My heart is focused on communal living and the mutual gifts have been incredible. Where I give acceptance, I receive it. When I let someone else be themselves, they let me be myself too. I have for the past 18 months lived in a community house that supports and loves those facing mental heath issues, loneliness, poverty, trauma, and more. After 18 months, I still need to offer welcome and hospitality to my roommate, who is slowly building trust with us, but still fears being the outsider and still finds herself anxious and worried about whether she is cared for and belongs. Sometimes radical hospitality looks like one afternoon, or one evening of time with someone you care about. Sometimes it looks like years of offering love to those who despite all your efforts, still fear that they are not wanted and need to be reminded over and over.
I’ve learned that the opposite of welcome and hospitality is loneliness. I have been there too, with loneliness striking hard. When we have nowhere to feel at home, we begin to feel very lost. There is a poem I love from a poetry collection Some Ether by Nick Flynn.

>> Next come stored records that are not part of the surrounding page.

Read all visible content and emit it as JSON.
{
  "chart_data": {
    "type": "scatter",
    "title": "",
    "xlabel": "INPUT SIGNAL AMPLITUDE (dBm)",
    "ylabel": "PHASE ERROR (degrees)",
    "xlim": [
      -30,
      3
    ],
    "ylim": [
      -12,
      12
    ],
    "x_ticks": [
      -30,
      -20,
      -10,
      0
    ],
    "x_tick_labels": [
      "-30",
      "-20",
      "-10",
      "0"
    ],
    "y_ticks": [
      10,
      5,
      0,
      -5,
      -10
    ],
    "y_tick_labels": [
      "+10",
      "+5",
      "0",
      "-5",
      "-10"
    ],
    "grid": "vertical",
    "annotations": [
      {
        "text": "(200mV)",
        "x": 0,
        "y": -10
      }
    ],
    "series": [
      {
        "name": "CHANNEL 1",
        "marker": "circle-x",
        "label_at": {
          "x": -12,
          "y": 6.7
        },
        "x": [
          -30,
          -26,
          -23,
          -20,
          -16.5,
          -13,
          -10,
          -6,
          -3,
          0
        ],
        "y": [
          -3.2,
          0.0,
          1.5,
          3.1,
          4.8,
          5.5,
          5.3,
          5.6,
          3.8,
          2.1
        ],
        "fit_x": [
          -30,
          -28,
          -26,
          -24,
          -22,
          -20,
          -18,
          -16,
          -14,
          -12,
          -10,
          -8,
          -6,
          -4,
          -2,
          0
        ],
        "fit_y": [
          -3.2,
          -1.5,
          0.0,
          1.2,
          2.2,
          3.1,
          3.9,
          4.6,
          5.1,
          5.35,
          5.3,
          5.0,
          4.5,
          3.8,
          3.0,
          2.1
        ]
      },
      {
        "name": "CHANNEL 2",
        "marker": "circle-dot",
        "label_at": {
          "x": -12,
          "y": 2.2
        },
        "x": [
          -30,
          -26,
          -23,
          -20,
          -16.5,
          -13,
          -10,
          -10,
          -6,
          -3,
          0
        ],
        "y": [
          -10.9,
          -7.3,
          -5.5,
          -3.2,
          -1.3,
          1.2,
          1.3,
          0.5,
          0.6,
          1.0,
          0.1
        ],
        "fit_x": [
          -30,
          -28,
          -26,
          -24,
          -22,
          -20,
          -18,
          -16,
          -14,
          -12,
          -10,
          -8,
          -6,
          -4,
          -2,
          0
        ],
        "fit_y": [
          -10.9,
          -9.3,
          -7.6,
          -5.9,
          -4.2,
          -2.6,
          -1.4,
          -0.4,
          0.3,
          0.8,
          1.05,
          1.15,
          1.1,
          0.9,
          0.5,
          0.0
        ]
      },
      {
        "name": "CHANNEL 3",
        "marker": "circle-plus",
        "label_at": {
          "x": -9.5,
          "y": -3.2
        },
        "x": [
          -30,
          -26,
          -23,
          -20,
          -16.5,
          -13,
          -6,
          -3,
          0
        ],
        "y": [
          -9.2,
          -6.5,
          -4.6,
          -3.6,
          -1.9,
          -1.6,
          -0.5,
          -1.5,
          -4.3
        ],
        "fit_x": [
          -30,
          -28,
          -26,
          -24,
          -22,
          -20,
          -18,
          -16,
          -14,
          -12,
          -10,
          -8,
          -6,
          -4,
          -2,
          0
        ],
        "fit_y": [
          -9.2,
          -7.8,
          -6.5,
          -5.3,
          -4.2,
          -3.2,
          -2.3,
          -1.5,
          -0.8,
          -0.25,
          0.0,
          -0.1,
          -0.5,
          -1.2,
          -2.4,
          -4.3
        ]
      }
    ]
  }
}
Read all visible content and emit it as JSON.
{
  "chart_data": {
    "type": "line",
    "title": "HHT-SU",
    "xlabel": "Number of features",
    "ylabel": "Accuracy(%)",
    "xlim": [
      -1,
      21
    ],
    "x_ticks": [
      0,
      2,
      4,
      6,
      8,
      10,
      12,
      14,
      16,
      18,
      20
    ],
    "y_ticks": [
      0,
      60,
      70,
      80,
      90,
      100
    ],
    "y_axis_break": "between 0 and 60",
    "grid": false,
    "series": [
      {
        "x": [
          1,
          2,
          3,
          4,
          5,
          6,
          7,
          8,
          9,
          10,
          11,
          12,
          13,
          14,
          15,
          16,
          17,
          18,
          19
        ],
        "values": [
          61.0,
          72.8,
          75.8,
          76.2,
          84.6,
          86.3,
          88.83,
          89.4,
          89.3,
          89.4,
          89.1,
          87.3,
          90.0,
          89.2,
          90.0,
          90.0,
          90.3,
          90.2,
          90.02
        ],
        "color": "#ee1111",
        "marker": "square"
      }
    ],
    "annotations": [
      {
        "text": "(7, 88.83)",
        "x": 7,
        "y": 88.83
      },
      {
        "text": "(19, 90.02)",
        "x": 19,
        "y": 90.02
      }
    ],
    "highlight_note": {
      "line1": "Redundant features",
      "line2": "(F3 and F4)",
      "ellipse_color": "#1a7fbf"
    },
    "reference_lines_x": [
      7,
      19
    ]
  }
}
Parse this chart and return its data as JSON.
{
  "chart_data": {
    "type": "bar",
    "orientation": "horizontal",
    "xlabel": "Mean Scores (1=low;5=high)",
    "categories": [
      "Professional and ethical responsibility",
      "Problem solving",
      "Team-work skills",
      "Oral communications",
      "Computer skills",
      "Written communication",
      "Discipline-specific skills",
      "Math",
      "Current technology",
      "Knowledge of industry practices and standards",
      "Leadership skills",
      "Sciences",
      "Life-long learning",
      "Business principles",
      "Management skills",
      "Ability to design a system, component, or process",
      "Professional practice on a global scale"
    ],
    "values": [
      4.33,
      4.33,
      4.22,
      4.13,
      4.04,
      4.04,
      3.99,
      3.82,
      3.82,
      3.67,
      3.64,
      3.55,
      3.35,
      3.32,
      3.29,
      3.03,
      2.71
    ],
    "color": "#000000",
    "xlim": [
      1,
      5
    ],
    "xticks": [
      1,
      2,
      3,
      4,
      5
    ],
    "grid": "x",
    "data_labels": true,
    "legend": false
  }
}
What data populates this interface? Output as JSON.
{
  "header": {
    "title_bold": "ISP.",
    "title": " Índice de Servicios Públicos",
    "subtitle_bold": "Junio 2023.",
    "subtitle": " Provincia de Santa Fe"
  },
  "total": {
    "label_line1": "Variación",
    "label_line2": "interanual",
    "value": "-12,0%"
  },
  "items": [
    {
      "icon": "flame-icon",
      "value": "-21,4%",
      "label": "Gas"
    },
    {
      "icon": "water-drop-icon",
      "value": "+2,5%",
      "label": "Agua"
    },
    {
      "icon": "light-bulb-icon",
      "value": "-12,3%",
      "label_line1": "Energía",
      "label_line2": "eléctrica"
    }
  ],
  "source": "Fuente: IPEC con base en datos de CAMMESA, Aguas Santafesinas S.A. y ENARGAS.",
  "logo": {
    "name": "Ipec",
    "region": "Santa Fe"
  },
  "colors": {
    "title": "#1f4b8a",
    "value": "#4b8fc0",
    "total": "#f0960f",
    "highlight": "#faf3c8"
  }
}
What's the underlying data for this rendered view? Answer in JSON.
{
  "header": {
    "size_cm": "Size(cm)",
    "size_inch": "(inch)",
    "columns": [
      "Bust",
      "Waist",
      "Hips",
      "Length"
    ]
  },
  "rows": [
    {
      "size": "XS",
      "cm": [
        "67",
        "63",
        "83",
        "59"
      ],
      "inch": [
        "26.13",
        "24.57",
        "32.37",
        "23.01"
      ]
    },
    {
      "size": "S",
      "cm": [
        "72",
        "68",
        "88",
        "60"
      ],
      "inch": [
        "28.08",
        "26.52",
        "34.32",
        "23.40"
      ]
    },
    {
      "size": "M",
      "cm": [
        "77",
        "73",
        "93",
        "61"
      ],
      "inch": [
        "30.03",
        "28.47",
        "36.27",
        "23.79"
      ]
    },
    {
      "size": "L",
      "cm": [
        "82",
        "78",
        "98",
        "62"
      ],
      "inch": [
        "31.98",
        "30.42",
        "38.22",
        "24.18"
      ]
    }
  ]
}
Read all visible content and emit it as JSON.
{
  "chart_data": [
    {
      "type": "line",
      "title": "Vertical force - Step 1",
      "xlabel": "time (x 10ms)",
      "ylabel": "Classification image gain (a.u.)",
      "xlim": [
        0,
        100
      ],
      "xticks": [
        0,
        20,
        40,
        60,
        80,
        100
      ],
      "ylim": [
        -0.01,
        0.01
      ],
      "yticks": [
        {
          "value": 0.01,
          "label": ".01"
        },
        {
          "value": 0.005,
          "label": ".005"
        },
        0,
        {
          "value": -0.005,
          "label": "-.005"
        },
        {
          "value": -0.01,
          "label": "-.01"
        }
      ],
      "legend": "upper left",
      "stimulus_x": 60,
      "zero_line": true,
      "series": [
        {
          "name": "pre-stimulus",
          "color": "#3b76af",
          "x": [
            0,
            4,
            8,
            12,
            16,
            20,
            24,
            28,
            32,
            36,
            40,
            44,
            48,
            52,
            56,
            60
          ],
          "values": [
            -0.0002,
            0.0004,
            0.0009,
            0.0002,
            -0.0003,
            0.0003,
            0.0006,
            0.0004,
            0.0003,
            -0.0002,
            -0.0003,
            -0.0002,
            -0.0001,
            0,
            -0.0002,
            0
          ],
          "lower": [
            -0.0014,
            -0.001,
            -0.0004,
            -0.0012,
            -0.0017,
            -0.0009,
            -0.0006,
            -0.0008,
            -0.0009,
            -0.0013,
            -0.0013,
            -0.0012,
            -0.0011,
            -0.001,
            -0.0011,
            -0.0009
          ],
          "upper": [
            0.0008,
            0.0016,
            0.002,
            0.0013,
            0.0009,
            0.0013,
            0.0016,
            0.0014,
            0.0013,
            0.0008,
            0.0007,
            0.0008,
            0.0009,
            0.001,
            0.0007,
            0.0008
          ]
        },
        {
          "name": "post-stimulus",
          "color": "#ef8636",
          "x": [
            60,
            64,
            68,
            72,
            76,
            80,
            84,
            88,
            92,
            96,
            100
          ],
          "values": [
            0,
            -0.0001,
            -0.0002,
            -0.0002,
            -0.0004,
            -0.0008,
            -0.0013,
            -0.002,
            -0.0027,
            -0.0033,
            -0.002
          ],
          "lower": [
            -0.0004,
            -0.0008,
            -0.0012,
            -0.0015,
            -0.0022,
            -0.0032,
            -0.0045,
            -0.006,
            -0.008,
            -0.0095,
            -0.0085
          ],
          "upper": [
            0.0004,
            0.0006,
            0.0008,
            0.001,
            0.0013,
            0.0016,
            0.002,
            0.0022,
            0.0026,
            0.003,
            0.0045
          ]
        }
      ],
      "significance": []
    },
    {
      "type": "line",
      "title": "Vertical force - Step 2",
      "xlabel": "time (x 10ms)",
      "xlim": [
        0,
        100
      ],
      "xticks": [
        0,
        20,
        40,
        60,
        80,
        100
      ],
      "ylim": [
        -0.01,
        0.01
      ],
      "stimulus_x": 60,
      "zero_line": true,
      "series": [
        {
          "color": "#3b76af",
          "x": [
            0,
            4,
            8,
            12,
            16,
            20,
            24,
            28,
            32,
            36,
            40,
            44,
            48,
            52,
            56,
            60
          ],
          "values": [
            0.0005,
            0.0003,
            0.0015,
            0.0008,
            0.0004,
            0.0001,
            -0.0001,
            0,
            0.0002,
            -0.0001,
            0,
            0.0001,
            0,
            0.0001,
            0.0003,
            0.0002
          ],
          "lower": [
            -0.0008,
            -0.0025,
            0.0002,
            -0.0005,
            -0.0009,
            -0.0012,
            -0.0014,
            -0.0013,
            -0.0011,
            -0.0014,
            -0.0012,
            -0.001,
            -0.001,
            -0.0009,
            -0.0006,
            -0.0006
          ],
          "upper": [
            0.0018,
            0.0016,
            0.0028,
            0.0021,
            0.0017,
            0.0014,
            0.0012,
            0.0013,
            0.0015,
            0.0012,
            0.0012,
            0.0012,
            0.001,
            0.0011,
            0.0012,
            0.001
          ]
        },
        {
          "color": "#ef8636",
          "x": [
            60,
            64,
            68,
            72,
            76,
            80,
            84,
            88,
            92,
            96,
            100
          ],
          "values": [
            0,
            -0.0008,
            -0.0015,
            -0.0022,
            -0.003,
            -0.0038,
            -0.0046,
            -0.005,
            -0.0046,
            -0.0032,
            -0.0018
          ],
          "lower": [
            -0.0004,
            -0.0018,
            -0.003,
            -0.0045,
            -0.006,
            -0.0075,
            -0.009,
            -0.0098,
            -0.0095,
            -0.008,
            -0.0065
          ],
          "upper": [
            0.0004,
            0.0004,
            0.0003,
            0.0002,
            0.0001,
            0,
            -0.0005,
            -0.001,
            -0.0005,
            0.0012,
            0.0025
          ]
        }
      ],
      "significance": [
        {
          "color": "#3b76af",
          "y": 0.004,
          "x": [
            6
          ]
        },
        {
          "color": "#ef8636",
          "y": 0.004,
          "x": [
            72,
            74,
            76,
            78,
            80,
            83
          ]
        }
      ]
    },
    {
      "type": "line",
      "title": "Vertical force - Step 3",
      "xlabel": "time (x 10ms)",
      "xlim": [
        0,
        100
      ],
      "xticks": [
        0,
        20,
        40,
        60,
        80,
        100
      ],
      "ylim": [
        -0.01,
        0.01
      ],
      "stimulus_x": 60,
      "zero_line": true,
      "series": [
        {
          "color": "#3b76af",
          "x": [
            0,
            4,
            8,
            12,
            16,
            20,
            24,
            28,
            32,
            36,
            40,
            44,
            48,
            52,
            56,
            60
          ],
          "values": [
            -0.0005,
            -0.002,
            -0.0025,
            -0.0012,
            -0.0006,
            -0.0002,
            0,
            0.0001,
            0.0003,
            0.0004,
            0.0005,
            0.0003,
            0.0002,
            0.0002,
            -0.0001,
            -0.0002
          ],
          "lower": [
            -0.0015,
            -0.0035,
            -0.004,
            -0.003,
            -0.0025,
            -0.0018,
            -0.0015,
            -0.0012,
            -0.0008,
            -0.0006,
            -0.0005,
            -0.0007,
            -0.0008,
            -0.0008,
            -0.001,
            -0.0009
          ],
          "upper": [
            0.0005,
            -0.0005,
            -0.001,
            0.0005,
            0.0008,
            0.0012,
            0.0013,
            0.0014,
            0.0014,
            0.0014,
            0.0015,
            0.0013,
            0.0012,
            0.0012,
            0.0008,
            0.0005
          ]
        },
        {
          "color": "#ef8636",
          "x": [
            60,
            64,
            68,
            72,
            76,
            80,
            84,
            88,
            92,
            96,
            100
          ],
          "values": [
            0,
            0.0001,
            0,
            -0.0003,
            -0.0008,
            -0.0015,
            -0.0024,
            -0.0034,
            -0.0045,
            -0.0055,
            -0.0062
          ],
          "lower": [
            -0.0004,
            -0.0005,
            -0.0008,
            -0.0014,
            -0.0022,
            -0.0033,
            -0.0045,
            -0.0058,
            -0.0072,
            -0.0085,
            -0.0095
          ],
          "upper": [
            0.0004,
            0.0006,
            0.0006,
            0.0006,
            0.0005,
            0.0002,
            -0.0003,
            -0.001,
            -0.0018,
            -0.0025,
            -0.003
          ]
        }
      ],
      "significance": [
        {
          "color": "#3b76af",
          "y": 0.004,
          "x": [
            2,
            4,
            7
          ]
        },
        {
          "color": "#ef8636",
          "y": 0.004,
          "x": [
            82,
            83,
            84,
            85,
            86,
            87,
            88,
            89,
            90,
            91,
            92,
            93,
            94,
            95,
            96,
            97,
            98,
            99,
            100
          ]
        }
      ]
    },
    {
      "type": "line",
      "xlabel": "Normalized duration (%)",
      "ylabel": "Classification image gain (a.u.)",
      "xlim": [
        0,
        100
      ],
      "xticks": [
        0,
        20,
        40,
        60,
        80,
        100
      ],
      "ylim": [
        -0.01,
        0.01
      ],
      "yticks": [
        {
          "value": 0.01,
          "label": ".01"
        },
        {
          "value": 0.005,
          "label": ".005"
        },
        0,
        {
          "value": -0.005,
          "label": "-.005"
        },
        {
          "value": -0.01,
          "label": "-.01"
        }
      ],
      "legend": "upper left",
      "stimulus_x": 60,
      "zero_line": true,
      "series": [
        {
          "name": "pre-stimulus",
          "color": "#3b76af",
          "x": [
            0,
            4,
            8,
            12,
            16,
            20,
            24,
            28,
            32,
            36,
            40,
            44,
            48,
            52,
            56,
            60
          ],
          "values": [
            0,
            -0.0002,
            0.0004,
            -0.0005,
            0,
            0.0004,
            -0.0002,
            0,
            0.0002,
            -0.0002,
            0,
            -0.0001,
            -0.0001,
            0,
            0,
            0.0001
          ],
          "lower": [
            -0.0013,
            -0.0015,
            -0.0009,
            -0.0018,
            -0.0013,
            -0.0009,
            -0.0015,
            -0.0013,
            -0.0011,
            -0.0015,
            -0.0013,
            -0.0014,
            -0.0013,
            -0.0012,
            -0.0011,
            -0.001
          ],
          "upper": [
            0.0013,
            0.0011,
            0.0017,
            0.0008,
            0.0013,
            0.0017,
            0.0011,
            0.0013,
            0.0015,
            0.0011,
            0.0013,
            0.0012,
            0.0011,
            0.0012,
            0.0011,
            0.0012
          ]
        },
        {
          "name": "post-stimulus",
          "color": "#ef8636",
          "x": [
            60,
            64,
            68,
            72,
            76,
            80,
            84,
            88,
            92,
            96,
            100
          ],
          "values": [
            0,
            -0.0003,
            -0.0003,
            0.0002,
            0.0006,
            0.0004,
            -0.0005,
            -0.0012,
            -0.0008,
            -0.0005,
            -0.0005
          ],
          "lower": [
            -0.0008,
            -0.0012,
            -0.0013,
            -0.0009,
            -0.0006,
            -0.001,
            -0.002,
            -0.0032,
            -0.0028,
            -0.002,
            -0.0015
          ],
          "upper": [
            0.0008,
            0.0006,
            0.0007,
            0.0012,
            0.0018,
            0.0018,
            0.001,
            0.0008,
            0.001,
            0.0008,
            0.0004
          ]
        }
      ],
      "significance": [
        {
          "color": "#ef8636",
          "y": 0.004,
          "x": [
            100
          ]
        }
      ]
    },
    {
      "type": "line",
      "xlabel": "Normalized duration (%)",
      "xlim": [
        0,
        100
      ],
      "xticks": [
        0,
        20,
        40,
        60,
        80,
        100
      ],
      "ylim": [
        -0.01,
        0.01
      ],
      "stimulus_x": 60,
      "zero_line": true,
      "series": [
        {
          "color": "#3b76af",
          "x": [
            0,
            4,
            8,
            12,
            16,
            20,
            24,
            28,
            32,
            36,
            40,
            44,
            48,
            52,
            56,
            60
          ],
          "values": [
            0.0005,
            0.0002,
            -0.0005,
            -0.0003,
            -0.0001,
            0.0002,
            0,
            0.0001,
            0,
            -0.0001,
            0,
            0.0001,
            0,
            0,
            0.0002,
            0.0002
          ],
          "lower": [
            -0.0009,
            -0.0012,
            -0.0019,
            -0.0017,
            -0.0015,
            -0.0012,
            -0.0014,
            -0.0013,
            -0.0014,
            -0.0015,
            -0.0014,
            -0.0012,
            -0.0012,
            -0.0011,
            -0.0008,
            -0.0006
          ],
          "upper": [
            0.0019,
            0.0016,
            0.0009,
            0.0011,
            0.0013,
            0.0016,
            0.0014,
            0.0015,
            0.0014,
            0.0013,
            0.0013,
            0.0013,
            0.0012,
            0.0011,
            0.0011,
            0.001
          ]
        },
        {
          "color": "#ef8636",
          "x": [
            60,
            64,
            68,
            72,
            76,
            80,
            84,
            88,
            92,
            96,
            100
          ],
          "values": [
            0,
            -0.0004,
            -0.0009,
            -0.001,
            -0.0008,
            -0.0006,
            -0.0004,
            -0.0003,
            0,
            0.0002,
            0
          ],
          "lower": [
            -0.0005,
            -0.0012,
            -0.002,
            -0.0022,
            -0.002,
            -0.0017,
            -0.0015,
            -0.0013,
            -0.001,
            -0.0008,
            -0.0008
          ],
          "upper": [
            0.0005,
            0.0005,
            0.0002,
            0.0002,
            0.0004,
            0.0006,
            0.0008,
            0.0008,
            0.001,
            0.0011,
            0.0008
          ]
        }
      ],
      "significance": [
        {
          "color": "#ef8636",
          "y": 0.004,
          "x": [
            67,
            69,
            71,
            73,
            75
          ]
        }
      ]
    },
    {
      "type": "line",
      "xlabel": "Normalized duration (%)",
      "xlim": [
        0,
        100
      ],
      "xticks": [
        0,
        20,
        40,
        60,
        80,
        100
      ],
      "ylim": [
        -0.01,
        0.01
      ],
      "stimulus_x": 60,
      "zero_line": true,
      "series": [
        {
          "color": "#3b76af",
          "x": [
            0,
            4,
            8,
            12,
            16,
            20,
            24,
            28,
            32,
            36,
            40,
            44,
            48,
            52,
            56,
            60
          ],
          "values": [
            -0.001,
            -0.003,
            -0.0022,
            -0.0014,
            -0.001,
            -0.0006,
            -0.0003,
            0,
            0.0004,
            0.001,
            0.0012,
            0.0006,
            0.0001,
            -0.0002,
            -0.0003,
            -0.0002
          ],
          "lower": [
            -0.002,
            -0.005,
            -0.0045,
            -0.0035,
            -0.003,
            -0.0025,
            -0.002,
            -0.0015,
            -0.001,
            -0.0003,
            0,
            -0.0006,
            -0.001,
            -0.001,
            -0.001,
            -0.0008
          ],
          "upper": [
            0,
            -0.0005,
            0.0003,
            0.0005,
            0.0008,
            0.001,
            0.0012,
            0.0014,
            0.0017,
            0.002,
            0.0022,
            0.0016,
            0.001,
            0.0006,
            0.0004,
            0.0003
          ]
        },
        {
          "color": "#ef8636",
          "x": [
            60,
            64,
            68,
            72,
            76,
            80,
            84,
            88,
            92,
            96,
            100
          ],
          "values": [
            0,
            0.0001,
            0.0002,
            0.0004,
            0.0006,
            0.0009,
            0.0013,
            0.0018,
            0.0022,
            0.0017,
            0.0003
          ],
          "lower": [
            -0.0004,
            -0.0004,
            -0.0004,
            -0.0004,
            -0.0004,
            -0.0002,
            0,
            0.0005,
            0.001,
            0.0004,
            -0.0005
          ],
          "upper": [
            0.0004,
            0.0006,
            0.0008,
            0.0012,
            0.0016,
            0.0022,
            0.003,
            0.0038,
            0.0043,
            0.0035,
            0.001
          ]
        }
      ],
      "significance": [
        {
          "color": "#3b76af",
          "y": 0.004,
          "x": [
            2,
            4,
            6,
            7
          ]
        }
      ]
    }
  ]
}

He writes about his father who is homeless, and who he sometimes can’t find in the middle of a winter night. His dad, somewhere out there in the cold snowy streets is lost:
“A candle could keep you alive
the engine of your lungs
will heat the air around you, someone will
miss you, they will send out dogs
You must be somewhere, right?”
We can choose to keep the gate closed–often that feels easiest, for me included. It’s tempting and it’s safe. Or we can choose to open a walkway through the brick walls, so that we can lay bare our vulnerability. I still don’t know how to do it well or right, and I don’t pretend to have any answers, but I’m trying. What I do know is that there have been times when I truly needed someone else’s radical hospitality. And I have many friends facing huge struggles and loneliness who need it right now. For those who feel excluded and unwanted, it can be the one thing that begins their healing and gives them the courage to look beyond themselves for love.
An open hand. A seed planted. The start of something beautiful. Who will you invite today?
Hi Debra,
I loved this piece on hospitality! Thank you for writing it and articulating it so well. It is a beautiful thing when done radically!
thanks so much! I appreciate hearing that. This book was a great read! And yes hospitality can open up so much.